This is where Jarvis’ story starts falling apart for me. I have to believe he’s bullshitting Syr’Nj here, just to get through this scene.

Let’s start with the most obvious thing: why does Ardaic need to tell Mother Scarlett shit if panel one already shows Gigundus looking directly at Frigg? She has to be able to see through his eyes, right? It’s not like Ardaic kept tabs on which tavern Frigg went to or where she was sleeping, so he shouldn’t know any more specifics about her location than Scarlett already does. Or maybe he had one of his spies follow her. You know, the spies we’ve never mentioned he has, let alone shown.

Related: does Jarvis understand that a “puppet” can’t really be “autonomous”? I think he’s trying to say “capable of seeming autonomous,” but…okay, moving on.

I can buy that the conspirators regarded the church’s power as a threat to Gastonian society. They may’ve even been right. And I guess they could figure out Gigundus’ secret if some of them had been colleagues with him in the HoH’s early days. (“He doesn’t take off his helmet any more, have you noticed?”)

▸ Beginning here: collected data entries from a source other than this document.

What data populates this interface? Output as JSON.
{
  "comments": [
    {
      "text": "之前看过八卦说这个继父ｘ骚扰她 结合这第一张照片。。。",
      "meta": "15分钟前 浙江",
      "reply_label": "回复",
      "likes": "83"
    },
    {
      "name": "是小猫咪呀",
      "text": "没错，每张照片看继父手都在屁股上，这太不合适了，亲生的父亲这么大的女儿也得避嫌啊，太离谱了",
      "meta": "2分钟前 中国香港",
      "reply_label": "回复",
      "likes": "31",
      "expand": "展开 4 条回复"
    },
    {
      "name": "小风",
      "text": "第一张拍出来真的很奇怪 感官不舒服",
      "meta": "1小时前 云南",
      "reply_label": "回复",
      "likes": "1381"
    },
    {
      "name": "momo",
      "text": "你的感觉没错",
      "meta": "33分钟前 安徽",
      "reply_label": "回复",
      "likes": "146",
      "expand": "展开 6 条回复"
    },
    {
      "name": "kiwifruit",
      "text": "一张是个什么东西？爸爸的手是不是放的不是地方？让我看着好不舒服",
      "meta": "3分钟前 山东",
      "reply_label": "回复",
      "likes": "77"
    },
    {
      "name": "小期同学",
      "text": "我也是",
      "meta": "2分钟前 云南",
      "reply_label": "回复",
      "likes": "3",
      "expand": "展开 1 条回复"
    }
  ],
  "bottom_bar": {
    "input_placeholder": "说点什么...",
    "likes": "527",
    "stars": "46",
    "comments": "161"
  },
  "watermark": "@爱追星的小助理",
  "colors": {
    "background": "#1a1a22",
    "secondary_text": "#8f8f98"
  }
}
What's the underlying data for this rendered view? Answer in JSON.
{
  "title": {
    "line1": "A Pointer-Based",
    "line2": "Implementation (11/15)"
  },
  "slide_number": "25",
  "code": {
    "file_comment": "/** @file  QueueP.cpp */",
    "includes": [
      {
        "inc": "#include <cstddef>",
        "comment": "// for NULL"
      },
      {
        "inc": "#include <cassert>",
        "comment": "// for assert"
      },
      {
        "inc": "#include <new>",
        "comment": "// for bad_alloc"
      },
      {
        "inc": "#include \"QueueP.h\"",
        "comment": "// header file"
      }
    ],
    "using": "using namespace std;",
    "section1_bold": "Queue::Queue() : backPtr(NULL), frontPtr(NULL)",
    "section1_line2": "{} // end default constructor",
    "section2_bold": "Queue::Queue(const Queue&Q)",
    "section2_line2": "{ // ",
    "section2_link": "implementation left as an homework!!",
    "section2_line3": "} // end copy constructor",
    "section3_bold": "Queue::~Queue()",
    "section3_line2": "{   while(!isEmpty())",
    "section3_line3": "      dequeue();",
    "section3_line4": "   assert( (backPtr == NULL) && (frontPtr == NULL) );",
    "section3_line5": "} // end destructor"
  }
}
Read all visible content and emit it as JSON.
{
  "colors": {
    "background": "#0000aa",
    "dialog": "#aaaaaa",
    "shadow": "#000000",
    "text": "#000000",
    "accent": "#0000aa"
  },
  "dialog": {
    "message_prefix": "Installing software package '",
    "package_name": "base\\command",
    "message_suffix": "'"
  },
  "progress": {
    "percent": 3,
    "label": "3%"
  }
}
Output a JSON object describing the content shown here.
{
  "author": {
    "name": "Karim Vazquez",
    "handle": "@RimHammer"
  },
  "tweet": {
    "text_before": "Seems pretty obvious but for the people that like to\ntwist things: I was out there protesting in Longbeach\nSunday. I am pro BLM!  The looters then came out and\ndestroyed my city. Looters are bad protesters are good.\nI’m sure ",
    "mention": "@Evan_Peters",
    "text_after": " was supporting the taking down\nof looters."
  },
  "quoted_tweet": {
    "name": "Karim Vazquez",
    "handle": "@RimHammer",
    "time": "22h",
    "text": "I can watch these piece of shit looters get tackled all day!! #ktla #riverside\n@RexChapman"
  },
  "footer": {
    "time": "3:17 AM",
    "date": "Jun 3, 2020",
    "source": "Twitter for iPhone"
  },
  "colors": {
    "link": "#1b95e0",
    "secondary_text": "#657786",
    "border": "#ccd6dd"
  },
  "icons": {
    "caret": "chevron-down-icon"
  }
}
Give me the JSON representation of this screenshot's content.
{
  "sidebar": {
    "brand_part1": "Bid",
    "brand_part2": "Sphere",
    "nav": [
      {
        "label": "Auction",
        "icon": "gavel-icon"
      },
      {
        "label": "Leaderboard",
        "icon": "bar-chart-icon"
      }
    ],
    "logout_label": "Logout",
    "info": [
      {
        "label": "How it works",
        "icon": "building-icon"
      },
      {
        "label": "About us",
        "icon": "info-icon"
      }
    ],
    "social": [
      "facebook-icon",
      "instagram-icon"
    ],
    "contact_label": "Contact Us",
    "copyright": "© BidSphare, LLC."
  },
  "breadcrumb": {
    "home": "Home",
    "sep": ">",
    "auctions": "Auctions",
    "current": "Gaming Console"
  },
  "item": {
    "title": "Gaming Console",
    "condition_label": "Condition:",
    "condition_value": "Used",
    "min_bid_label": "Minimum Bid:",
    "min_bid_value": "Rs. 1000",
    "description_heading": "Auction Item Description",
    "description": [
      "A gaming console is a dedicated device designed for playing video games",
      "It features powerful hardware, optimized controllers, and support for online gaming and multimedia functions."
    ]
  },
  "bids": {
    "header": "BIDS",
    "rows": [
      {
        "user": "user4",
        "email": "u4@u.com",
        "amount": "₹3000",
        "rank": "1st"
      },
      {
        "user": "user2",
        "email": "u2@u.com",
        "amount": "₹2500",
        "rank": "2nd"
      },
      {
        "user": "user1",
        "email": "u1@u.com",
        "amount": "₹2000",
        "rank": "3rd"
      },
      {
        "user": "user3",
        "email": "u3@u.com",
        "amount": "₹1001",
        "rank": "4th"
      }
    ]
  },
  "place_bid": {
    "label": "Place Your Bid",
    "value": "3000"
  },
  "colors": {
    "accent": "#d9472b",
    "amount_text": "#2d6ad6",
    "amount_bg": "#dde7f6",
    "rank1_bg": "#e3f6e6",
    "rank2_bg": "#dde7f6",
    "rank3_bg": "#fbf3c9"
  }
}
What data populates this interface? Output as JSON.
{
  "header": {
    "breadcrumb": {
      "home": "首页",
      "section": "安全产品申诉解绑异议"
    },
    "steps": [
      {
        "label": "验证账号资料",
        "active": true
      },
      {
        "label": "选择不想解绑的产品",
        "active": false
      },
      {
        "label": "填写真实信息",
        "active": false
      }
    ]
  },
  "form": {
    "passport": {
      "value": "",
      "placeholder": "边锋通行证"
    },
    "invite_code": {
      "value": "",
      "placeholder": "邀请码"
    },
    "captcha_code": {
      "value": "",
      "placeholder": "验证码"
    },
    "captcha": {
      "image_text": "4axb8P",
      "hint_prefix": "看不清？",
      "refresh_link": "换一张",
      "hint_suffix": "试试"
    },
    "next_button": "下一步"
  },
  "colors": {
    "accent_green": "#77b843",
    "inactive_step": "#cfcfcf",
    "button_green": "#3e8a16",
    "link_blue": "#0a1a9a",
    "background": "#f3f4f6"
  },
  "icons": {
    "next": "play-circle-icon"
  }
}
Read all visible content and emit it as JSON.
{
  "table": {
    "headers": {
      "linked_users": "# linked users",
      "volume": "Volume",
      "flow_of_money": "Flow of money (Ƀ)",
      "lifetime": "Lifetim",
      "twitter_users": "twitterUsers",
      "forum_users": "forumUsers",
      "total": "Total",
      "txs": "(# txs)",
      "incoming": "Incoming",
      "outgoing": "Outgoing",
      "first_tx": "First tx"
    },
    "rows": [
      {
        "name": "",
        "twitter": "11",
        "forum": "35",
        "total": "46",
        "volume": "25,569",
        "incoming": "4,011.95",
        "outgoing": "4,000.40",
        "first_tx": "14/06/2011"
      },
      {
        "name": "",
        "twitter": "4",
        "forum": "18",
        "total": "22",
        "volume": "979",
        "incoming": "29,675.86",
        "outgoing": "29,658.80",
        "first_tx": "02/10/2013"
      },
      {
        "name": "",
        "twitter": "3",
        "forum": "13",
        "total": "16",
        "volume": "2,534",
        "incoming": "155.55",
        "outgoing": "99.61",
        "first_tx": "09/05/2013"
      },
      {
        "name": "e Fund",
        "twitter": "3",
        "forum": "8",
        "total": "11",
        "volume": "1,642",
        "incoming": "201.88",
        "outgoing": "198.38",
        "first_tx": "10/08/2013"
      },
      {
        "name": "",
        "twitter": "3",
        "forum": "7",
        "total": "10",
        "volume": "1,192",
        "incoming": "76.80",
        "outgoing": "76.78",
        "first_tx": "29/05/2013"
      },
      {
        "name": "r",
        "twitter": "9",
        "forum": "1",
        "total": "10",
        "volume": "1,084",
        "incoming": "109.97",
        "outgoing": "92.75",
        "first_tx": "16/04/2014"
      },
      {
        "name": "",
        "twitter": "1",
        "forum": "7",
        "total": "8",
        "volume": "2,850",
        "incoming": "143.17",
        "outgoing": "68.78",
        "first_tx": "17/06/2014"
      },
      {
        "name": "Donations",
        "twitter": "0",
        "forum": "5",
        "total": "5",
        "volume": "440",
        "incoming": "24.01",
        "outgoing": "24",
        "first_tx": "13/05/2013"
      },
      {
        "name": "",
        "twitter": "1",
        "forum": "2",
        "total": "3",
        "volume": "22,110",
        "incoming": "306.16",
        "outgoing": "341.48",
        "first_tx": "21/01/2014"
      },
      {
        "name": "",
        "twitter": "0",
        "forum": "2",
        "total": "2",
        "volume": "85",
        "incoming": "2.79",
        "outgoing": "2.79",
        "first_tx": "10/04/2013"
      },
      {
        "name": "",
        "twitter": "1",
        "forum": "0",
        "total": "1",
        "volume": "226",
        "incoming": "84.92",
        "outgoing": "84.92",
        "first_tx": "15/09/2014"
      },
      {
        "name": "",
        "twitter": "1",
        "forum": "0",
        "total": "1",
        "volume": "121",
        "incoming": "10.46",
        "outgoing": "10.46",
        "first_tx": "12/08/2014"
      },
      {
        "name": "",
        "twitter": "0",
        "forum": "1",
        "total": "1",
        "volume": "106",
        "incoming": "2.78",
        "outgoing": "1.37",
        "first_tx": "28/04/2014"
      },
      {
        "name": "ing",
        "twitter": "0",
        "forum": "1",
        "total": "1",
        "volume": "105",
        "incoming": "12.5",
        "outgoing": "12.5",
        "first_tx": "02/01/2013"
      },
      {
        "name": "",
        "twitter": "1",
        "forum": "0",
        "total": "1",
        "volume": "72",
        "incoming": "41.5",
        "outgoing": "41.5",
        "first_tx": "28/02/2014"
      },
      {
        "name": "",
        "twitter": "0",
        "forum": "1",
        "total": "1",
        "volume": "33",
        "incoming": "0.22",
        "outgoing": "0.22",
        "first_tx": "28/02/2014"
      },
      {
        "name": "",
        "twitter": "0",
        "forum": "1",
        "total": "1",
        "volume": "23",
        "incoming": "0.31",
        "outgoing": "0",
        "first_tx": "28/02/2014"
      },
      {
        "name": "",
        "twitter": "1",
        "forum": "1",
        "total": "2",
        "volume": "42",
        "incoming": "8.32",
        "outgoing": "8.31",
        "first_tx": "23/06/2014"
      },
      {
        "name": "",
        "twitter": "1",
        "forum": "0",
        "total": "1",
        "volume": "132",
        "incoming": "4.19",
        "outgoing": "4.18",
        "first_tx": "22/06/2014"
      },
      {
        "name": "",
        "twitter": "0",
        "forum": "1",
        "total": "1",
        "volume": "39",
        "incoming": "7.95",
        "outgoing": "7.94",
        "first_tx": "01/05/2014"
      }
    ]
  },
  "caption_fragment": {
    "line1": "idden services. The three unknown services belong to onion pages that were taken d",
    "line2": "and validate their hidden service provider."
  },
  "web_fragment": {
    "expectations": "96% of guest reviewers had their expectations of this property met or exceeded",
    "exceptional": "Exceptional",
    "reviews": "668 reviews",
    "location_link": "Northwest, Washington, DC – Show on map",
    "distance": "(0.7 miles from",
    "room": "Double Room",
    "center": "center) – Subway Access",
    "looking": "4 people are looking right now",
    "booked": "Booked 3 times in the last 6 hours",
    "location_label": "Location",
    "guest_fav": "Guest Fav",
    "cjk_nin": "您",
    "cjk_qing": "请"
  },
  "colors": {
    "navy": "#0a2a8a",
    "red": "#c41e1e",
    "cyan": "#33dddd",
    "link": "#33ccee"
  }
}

But for Heart of-All’s sake, why risk the whole Peacemaker initiative by helping Scarlett recapture Frigg? Jarvis treats this as a thuddingly obvious strategy, but its most likely outcome was Frigg as a blood-bonded zombie in Scarlett’s service, making “their” Peacemakers weaker and Scarlett, their enemy, more powerful. Chapters 5 and 6 would not have been an interesting story if there hadn’t been high risk of our heroes’ failure! Most of the plot hinged on the contributions of Bandit Keynes, who was then a rando thief, a rogue factor the Altruists could not possibly have planned for.

It’s especially weird to see Ardaic risking his own pet project like this, though I guess it does underline that his loyalty to “Gastonian interests” will always come first for him until the climax of his own arc.

Maybe we felt that the question of “why the Peacemakers were never tried for killing a Head of House” was a loose end that needed tying up, but the answers seem obvious at the end of Chapter 6. The actual Head of House was never really there, and the only witnesses to “his” end were nuns unlikely to make a federal case of it. Maybe one or two poor souls confused Scarlett’s abuse with love and tried to get Ardaic to prosecute Frigg for killing her. But the self-defense clause would likely protect Frigg on that one even if Ardaic pursued it. As it was, he’d simply “lose” their petitions in his fireplace.

Fuckin’ great art on this page, though, which gets even better when you remember John’s working off Erica’s designs. That Mother Scarlett in panel three is fire. (If you’ll pardon the expression.)